Today’s Solutions Fall Short

 To monitor oil and gas pipeline leakage, midstream operators have turned to various pipeline monitoring technologies and solutions. From IoT to satellite to drone-based systems – these solutions are not only costly to purchase, they are also highly complex and time-consuming to rollout, as well as being resource-intensive to operate. Most importantly, these solutions do not scale to the size and span of the pipeline network which may also cover very harsh territories to operate. 

 The reason? Existing pipeline monitoring systems rely on attaching physical sensors to the pipeline. This paradigm is inherently unscalable, because it relies on manual placement – digging, unearthing the pipeline (a highly-dangerous practice that demands special equipment and expertise), and placing tens of thousands of sensors.

Other monitoring solutions rely on monitoring only in valve stations, which are often geographically distributed. This means that problems are detected only at a low resolution – leaving crews to cover vast sections of pipeline to identify a potential problem – and frequently leaving small leaks undetected.

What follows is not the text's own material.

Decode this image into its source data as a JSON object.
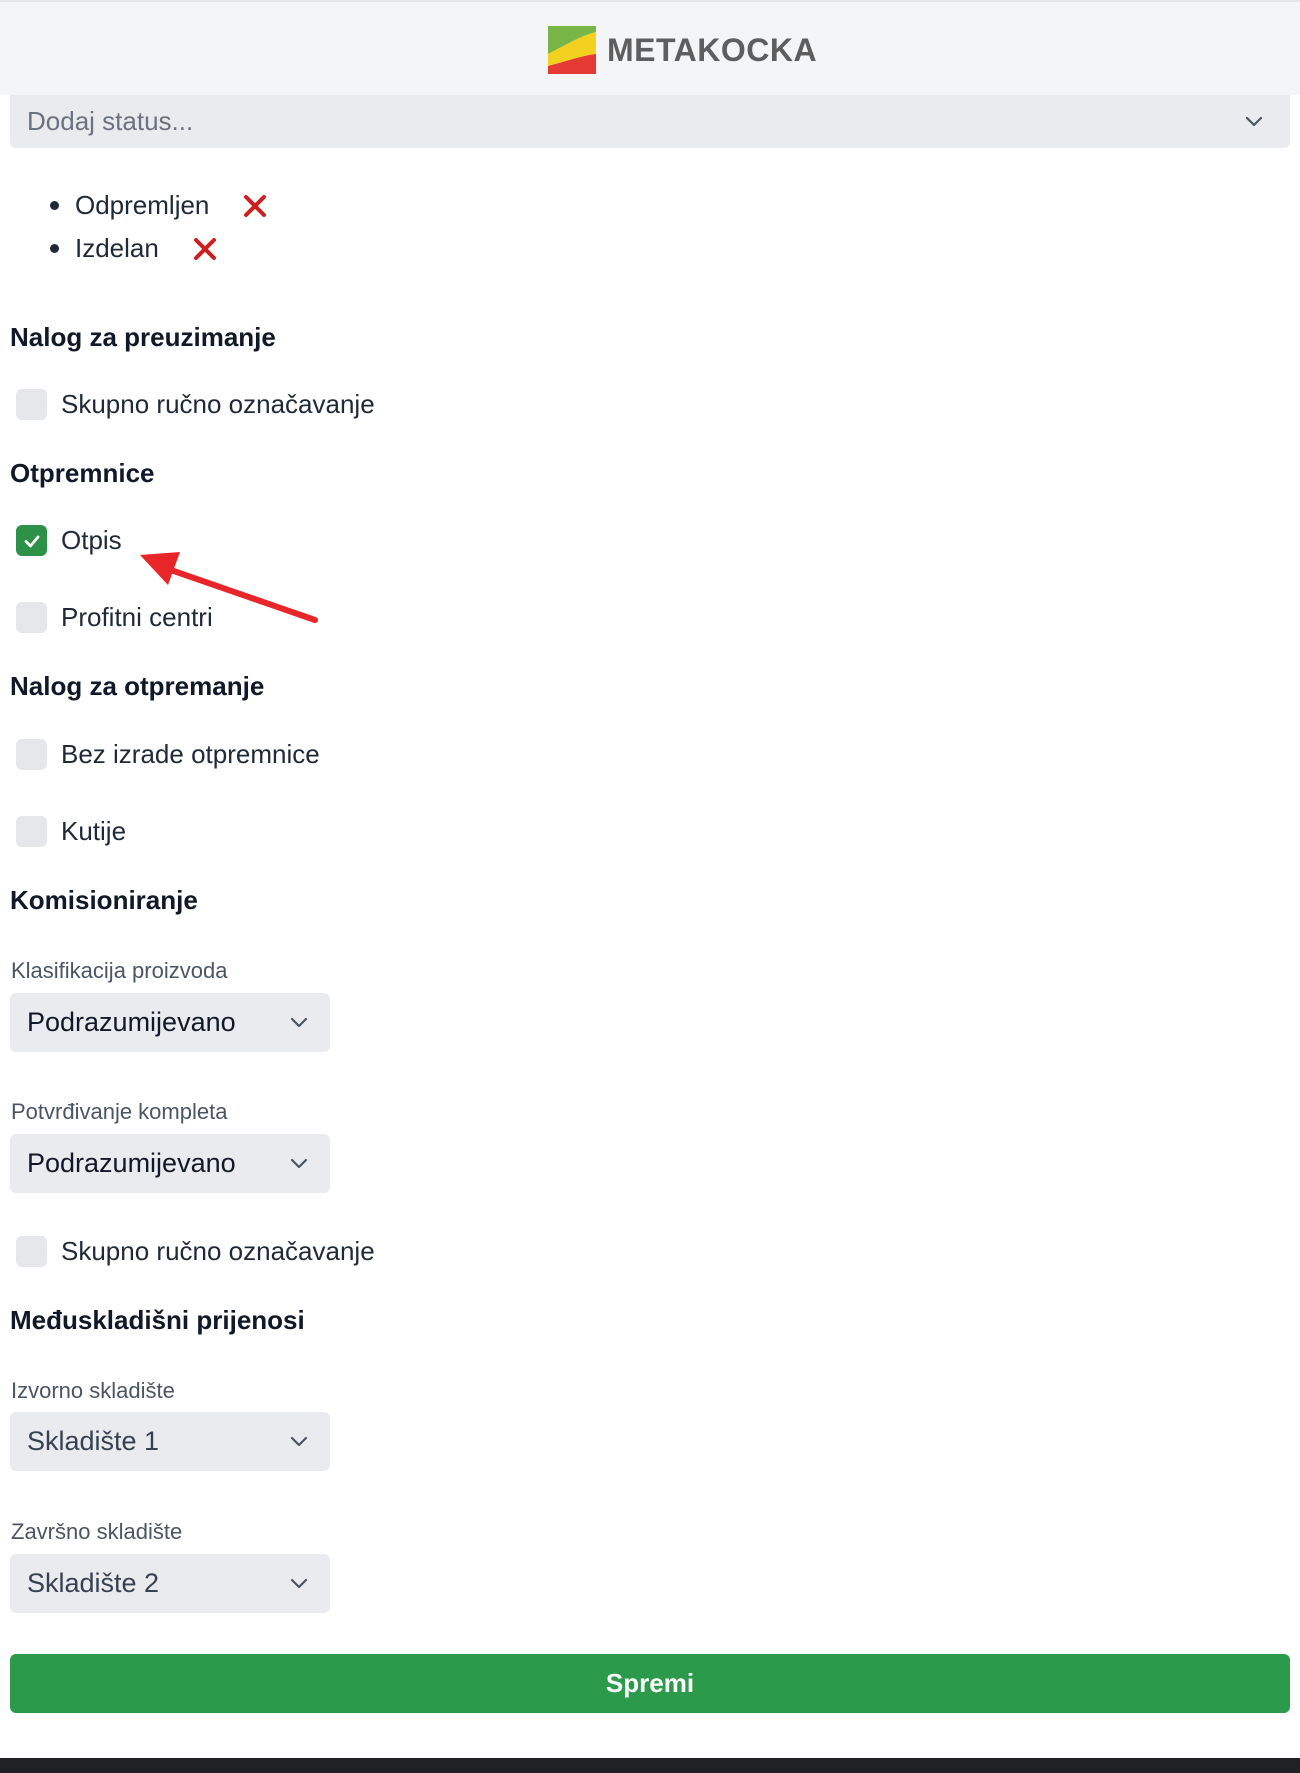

Drone and other visual inspections can cover up to a certain distance and it takes a long time to cover an entire pipeline so deterioration can happen between visits.

 To meet operational, ecological, regulatory, and public expectations – a new pipeline monitoring paradigm is required. 

Prisma Photonics Can Help

 PrismaFlow from Prisma Photonics enables midstream operators to instantly monitor thousands of kilometers of transmission pipelines for leaks and theft accurately and in real-time – without installing any additional sensors.

 PrismaFlow leverages the existing optical fiber network deployed with transmission pipelines – turning these into a set of highly sensitive distributed sensors that identify leaks, digging, third-party intrusion, and pig activity. PrismaFlow is effective on installation day – lowering monitoring costs and offering an innovative pay-as-you-grow service model, as well as a more traditional ownership model. 

The Bottom Line

 Pipelines are the backbone of modern energy systems. These complex and massive physical infrastructure assets that require close monitoring to ensure optimal and safe operation. Pipeline monitoring is key to a better, safer, cleaner, and cheaper energy future. Yet even as the scale of pipelines grows, existing monitoring solutions rely on legacy monitoring methods and technology – leaving midstream operators exposed to theft, leakage and regulatory liability.

 Today, advanced solutions like PrismaFlow leverage fiber optics already built-in to pipeline infrastructure, alongside powerful machine learning, to deliver a more comprehensive, more accurate, and more cost effective solution – solving this critical problem for critical energy infrastructure.